1. Differentiation of S. pombe into invasive mycelia.

S. pombe is often described as single-celled. In fact we discovered that it can switch its growth form to make multicellular mycelia which invade the grwoth medium. A similar process happens during infection by pathogenic fungi, most of which are much more difficult to study. The cycle of single-celled growth and disvision is probably as well understood in S. pombe as in any organism. We are trying to find out exactly how this cycle is altered to make invasive mycelia.


2. Autophagy in S. pombe

Autophagy is the process by wich cells can consume parts of themselves to provide a temporary source of nutrients. It is becoming increasingly important in a wide variety of disease processes. We are studying its molecular basis in S. pombe, as a model for all eukaryotes.

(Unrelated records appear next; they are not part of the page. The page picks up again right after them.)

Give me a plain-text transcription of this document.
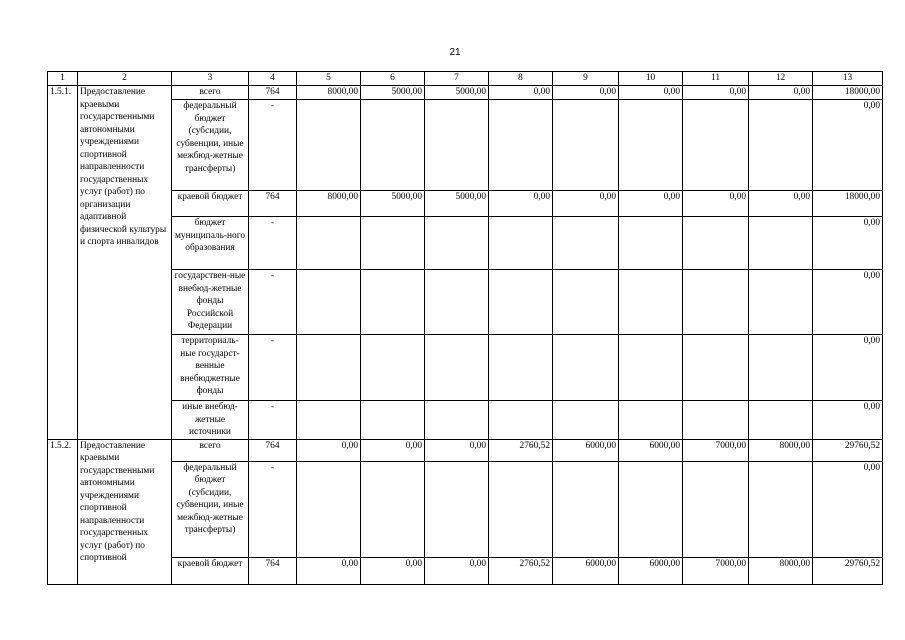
21
1	2	3	4	5	6	7	8	9	10	11	12	13
1.5.1.	Предоставление краевыми государственными автономными учреждениями спортивной направленности государственных услуг (работ) по организации адаптивной физической культуры и спорта инвалидов	всего	764	8000,00	5000,00	5000,00	0,00	0,00	0,00	0,00	0,00	18000,00
		федеральный бюджет (субсидии, субвенции, иные межбюд-жетные трансферты)	-									0,00
		краевой бюджет	764	8000,00	5000,00	5000,00	0,00	0,00	0,00	0,00	0,00	18000,00
		бюджет муниципаль-ного образования	-									0,00
		государствен-ные внебюд-жетные фонды Российской Федерации	-									0,00
		территориаль-ные государст-венные внебюджетные фонды	-									0,00
		иные внебюд-жетные источники	-									0,00
1.5.2.	Предоставление краевыми государственными автономными учреждениями спортивной направленности государственных услуг (работ) по спортивной	всего	764	0,00	0,00	0,00	2760,52	6000,00	6000,00	7000,00	8000,00	29760,52
		федеральный бюджет (субсидии, субвенции, иные межбюд-жетные трансферты)	-									0,00
		краевой бюджет	764	0,00	0,00	0,00	2760,52	6000,00	6000,00	7000,00	8000,00	29760,52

3. Functional genomics of S. pombe

The advantage of working with S. pombe is that many advanced molecular methods are available which cannot be used in more complex eukaryotes. This now includes using comprehensive collections of mutants, each of which has lost one known gene from the genome, to identify very easily the genes involved in a particular biological process. We are developing strategies to combine this collection with methods for effieciently 'tagging' genes in vivo. These allow us to ask where a protein is located in the cell, to which other proteins it is attached, and how these properties change under different conditions.